The five runs I have documented are:
4/10/27 - 2/26/28 : mostly weekly strip usually ran on Sundays
1/27/29 - 9/8/29 : fortnightly, then weekly (the sample is from this run)
12/23/29 - 5/22/30 : daily panel feature on comics page, Caniff's first daily feature
7/14/30 - 12/31/30 : same
8/17/31 - 12/5/31 : same
Sunday, April 23, 2006
Mystery Credits on Roy Rogers
The Roy Rogers strip was throughout its run offically bylined to Al McKimson. This name, I am told, is a pseudonym for the brothers Tom and Chuck McKimson (art and script, respectively). However, over the years I've gathered a number of additional credits from various sources. Being somewhat skeptical of art and writing style spotters, I'll just tell you what I've been told regarding the Roy Rogers strip and let you choose whether or not you take a grain of salt with it, as I do. Any additional information, or refutation of this information, is of course very welcome.
Phil Evans, writer "...the early years of the strip..." (MFG #10)
John Ushler, artist, 1949-53 (Bails)
Pete Alvarado, artist, 1949-51 (Bails)
Alex Toth, art 1960 (Bails)
Hy Mankin, art, early years (MFG #226)
One credit that is ensured is that of artist Mike Arens. He first started taking surreptitious credit on the strip on 5/10/1953, as can be seen in our sample. The detail view shows his monogram on the flanks of a horse. The monograms eventually changed to initials, and became less secretive. The art style on the Sundays doesn't seem to change on this date, so presumably Arens had started earlier, taking not even clandestine credit for his work.
EDIT (5/23/06) : Alberto Becattini sends a message wherein he discusses the credits on Roy Rogers. I'll pass along what he says:
"The Al McKimson by-line refers to Western Publishing comics editors Al Stoffel and Tom McKimson.
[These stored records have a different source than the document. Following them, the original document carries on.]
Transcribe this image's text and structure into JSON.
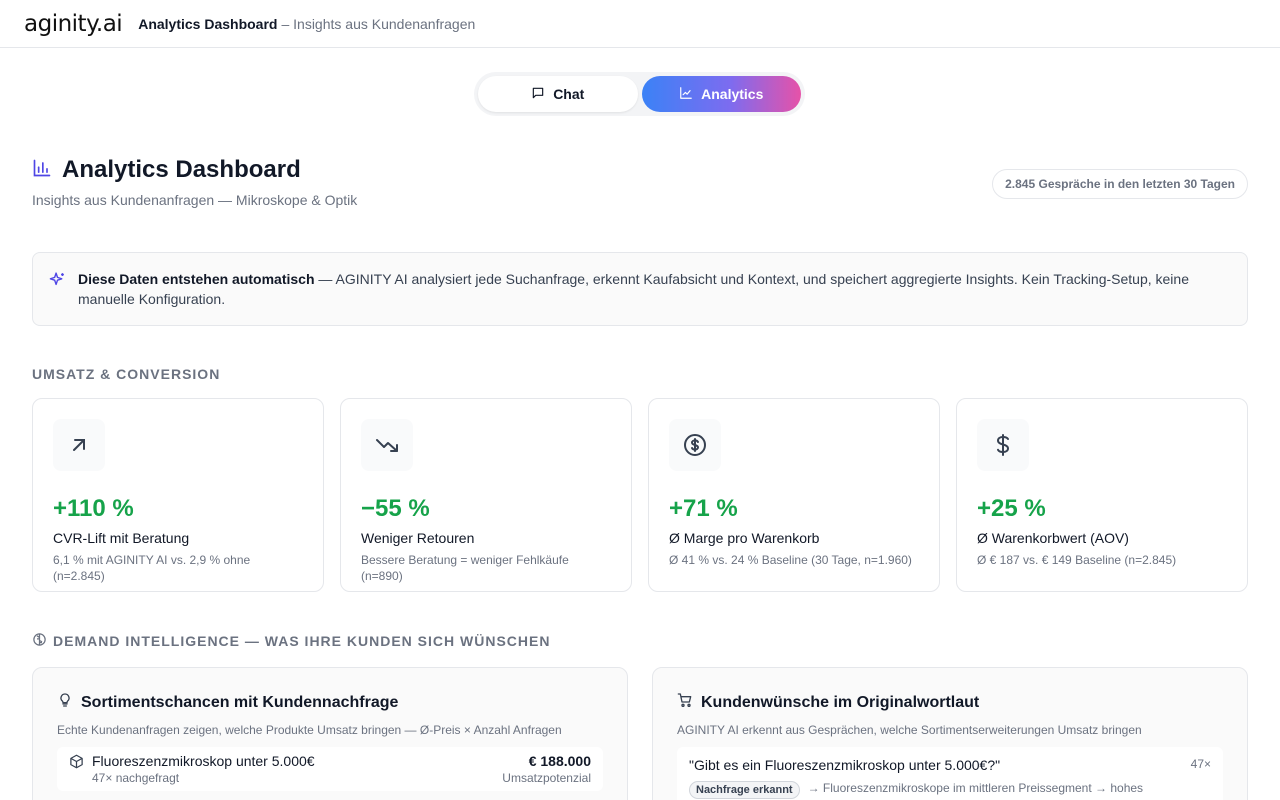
{
  "header": {
    "logo": "aginity.ai",
    "title": "Analytics Dashboard",
    "subtitle": "– Insights aus Kundenanfragen"
  },
  "toggle": {
    "chat_label": "Chat",
    "analytics_label": "Analytics",
    "active": "Analytics"
  },
  "page": {
    "title": "Analytics Dashboard",
    "subtitle": "Insights aus Kundenanfragen — Mikroskope & Optik",
    "pill": "2.845 Gespräche in den letzten 30 Tagen"
  },
  "banner": {
    "bold": "Diese Daten entstehen automatisch",
    "text": " — AGINITY AI analysiert jede Suchanfrage, erkennt Kaufabsicht und Kontext, und speichert aggregierte Insights. Kein Tracking-Setup, keine manuelle Konfiguration."
  },
  "section_revenue": "UMSATZ & CONVERSION",
  "kpis": [
    {
      "icon": "arrow-up-right-icon",
      "value": "+110 %",
      "label": "CVR-Lift mit Beratung",
      "note": "6,1 % mit AGINITY AI vs. 2,9 % ohne (n=2.845)"
    },
    {
      "icon": "trending-down-icon",
      "value": "−55 %",
      "label": "Weniger Retouren",
      "note": "Bessere Beratung = weniger Fehlkäufe (n=890)"
    },
    {
      "icon": "dollar-circle-icon",
      "value": "+71 %",
      "label": "Ø Marge pro Warenkorb",
      "note": "Ø 41 % vs. 24 % Baseline (30 Tage, n=1.960)"
    },
    {
      "icon": "dollar-icon",
      "value": "+25 %",
      "label": "Ø Warenkorbwert (AOV)",
      "note": "Ø € 187 vs. € 149 Baseline (n=2.845)"
    }
  ],
  "colors": {
    "positive": "#16a34a",
    "accent_start": "#3b82f6",
    "accent_end": "#e652a8"
  },
  "section_demand": "DEMAND INTELLIGENCE — WAS IHRE KUNDEN SICH WÜNSCHEN",
  "panel_left": {
    "title": "Sortimentschancen mit Kundennachfrage",
    "subtitle": "Echte Kundenanfragen zeigen, welche Produkte Umsatz bringen — Ø-Preis × Anzahl Anfragen",
    "rows": [
      {
        "name": "Fluoreszenzmikroskop unter 5.000€",
        "count": "47× nachgefragt",
        "value": "€ 188.000",
        "unit": "Umsatzpotenzial"
      }
    ]
  },
  "panel_right": {
    "title": "Kundenwünsche im Originalwortlaut",
    "subtitle": "AGINITY AI erkennt aus Gesprächen, welche Sortimentserweiterungen Umsatz bringen",
    "quotes": [
      {
        "text": "\"Gibt es ein Fluoreszenzmikroskop unter 5.000€?\"",
        "count": "47×",
        "badge": "Nachfrage erkannt",
        "note": "→ Fluoreszenzmikroskope im mittleren Preissegment → hohes"
      }
    ]
  }
}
Chuck McKimson was not initially involved in the production of this strip (which began in December, 1949), as he was at Western from 1954 to circa 1963.
Note that another Western Publishing-produced strip, Gene Autry, was by-lined "Bert Laws", from Albert Law Stoffel.
Back to Roy Rogers:
Al Stoffel wrote, besides editing, some of the first few episodes, whereas he only produced the strip from 1954-61. Phil Evans wrote most of the strip from 1954-61, and perhaps even before that. Carl Fallberg wrote some continuities in 1952-53.
Now to the artists:
Pete Alvarado probably drew the dailies and Sundays in 1949-50. Mike Arens started drawing dailies and Sundays in 1950. He drew most of the Sundays until the strip folded in 1961 (and he was allowed to sign them in 1955), whereas he alternated with others on the dailies. John Ushler drew some Sundays in 1950 (the one I have is dated March 19). Hi Mankin (he signed himself Hi, not Hy) drew the dailies in 1953-58. Alex Toth drew the dailies from Dec. 19, 1960 until Jan. 12, 1961."I've asked Alberto for his sources for this information so that we may be better able to judge the accuracy of the above.
2. John, I can't imagine Ernst would have time to do both Mary Worth and Roy Rogers. Let's see some proof, buddy!
3. Sorry, Ger, my latest Roy Rogers tearsheets are from 1957. It's a pretty rare strip by then.
Ouch, that was painful! Blogger has a spam detector, now they need to start working on their pun detector!
That sounds perfectly sensible. Always wondered about that 'Al' business, never made the connection. Thanks!